Below is an example of a completed search record from a social work student's dissertation. This is used with the kind permission of Becki Scotter who completed a social work qualification at the University of York in 2009 (with thanks to Ian Shaw for providing the example). Notice that Becki has altered the base template to provide space for the duplication of 'hits' that you find when searching many databases, and that she redid her search of some of the sources three months after her initial investigation, using a different range of keywords.

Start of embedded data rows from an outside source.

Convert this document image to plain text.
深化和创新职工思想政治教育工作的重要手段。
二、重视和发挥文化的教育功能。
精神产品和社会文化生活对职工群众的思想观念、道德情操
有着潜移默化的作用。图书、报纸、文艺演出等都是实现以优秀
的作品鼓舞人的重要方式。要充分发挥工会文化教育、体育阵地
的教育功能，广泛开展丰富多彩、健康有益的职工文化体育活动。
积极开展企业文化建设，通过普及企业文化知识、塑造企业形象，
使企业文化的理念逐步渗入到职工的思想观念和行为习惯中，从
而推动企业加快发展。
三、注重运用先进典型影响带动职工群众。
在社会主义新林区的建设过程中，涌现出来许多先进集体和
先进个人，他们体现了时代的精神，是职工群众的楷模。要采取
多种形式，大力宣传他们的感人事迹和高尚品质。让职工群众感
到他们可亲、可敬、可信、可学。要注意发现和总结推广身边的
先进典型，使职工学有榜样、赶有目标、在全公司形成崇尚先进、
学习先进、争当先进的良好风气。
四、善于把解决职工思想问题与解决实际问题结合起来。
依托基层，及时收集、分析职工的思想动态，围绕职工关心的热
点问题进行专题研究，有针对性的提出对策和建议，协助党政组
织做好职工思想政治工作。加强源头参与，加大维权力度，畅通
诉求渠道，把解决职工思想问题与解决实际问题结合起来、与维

Date Database searched Keywords used A Hits B Hits C Hits D Hits
10/11/08 1.e-prints soton (University of Southampton) Search for key informant Interview publications. Traveller AND Education 23 10 3 2
9/01/09 1.Informa-World(Through Metalib gateway) Traveller Education 17 6 1 2
9/01/09 1.ASSIA
2.ESSCO
3.ISI
4.PsycInfo
5.Social Care Online
6.Social services abstracts
Traveller Education AND Social policy AND Social work 21
20
3
14
18
14
10
8
0
2
5
2
3
2
0
2
3
0
2
2
0
1
1
1
11/03/09 1.CSA Illuminata (Through ASSIA ) Travellers AND Education AND Social work 55 14 3 4
31/03/09 1.ASSIA
2.ISI
3.PsycInfo
4.CSA Illuminata
5.ZETOC
Social work AND Settled traveller AND Social services 2
1
2
14
2
1
1
1
6
2
0
1
1
5
2
1
0
0
1
0
Totals 10 databases used (UK and non-UK) 206 68 26 17

A.'Hits' = Number of journals identified on individual databases within the search criteria.
B. 'Relevant' = Journals identified through reading the abstracts as potentially relevant to the scoping study.
C. 'Duplicated' = Journals replicated within that search or other previously conducted searches.
D. 'Used' = Journals that are newly-sourced in that search and are not duplicated from used journals in previous searches.

Activity:

Time to combine all the skills that you have learned so far.

  • Create a search record table using the headings in either of the tables shown here.
  • Using the keywords that you have chosen, search a range of databases and other sources.
  • Make sure that you write down where you searched, when you searched and which keywords/operators you used. It is worth also recording any exclusion parameters you were able to set, such as the date of publication.
  • Save any abstracts that look useful and record the total number of potential finds that you have saved on your table against each database or search engine entry.
  • Now you need to read through the abstracts with your inclusion and exclusion criteria in mind, and exclude all that do not fit in with your focus. This can be hard when a paper looks particularly interesting, so put those in a separate file for future work.
  • Record the numbers that you have been able to include. It is worth checking how many are duplicates across different databases, otherwise you end up with a misleading final figure for the number of papers, books or reports you intend to include.